Beginning Wednesday, anyone under the age of 18 who is not vaccinated against the virus will be banned from public places in the county.

Amid a growing measles outbreak, Rockland County Executive Ed Day declared a state of emergency Tuesday.

Beginning Wednesday, anyone under the age of 18 who is not vaccinated against the virus will be banned from public places in the upstate county, such as malls, schools, theaters and places of worship. Private residences and open-air areas are excluded from the ban, which will be in effect for 30 days.

Day said the outbreak is the worst in the county’s history, with 153 reported cases since the fall — most of whom are children.

"It’s a health issue now. The focus on this is to tell parents that we expect you, under the authority of law, that you should vaccinate your children," he said at a news conference.

Parents who violate the ban will be charged with a class B misdemeanor and will be subject to a $500 fine and six months in jail, according to the Rockland County executive’s office. Day said he and the Rockland County district attorney are looking to arrests as a last resort. 

The outbreak has affected several communities across the country, particularly in Orthodox Jewish communities.
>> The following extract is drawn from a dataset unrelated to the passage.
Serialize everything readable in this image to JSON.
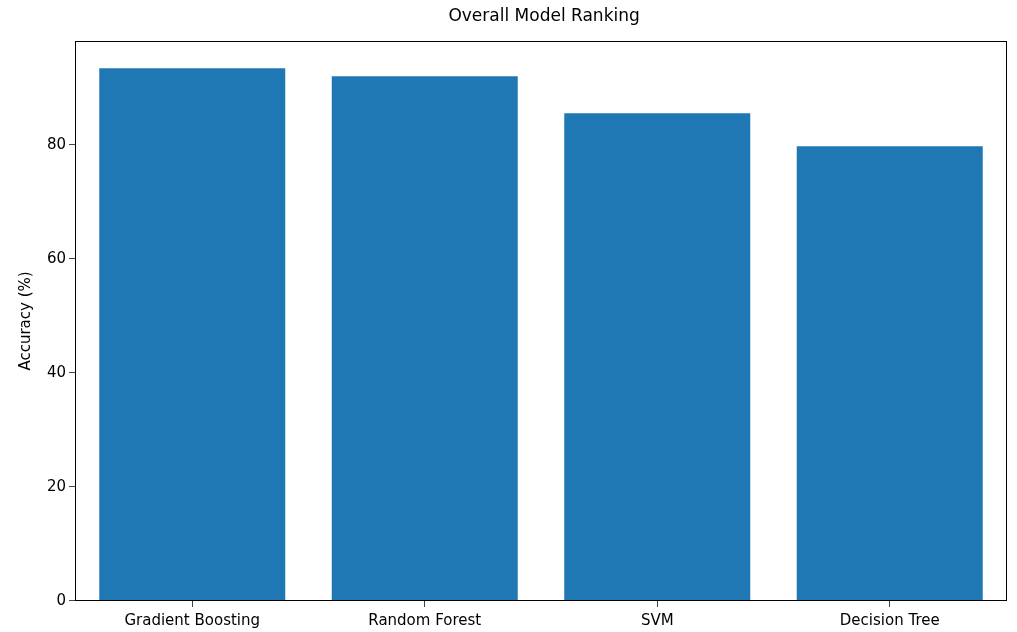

Health officials also have warned parents of social media misinformation campaigns about the vaccine.

Day urged parents to only consult doctors for medical advice, and implored them to get their children the necessary treatments.

"If you’re going to People Magazine, and Jenny McCarthy and Robert De Niro for medical advice, you need to re-evaluate your life," he said. 

As of March 19, the New York City health department said it had seen 181 cases of measles in the Brooklyn Orthodox Jewish community since October, most of whom were children under 18. Although there have been no reported deaths in the city related to the outbreak, at least 11 of the patients have been hospitalized, according to the health department. 

Two weeks ago, city health officials identified five Yeshivas in Brooklyn that allowed unvaccinated students to attend, and issued orders to the staff to either comply with health regulations or face serious fines. 

Representatives from the city health department said they are still monitoring the situation.

"We are intensifying strategies to further prevent exposures and will continue to evaluate our options," the health department said in a statement. 

Day said his office is in communication with other New York municipalities and the state Department of Health.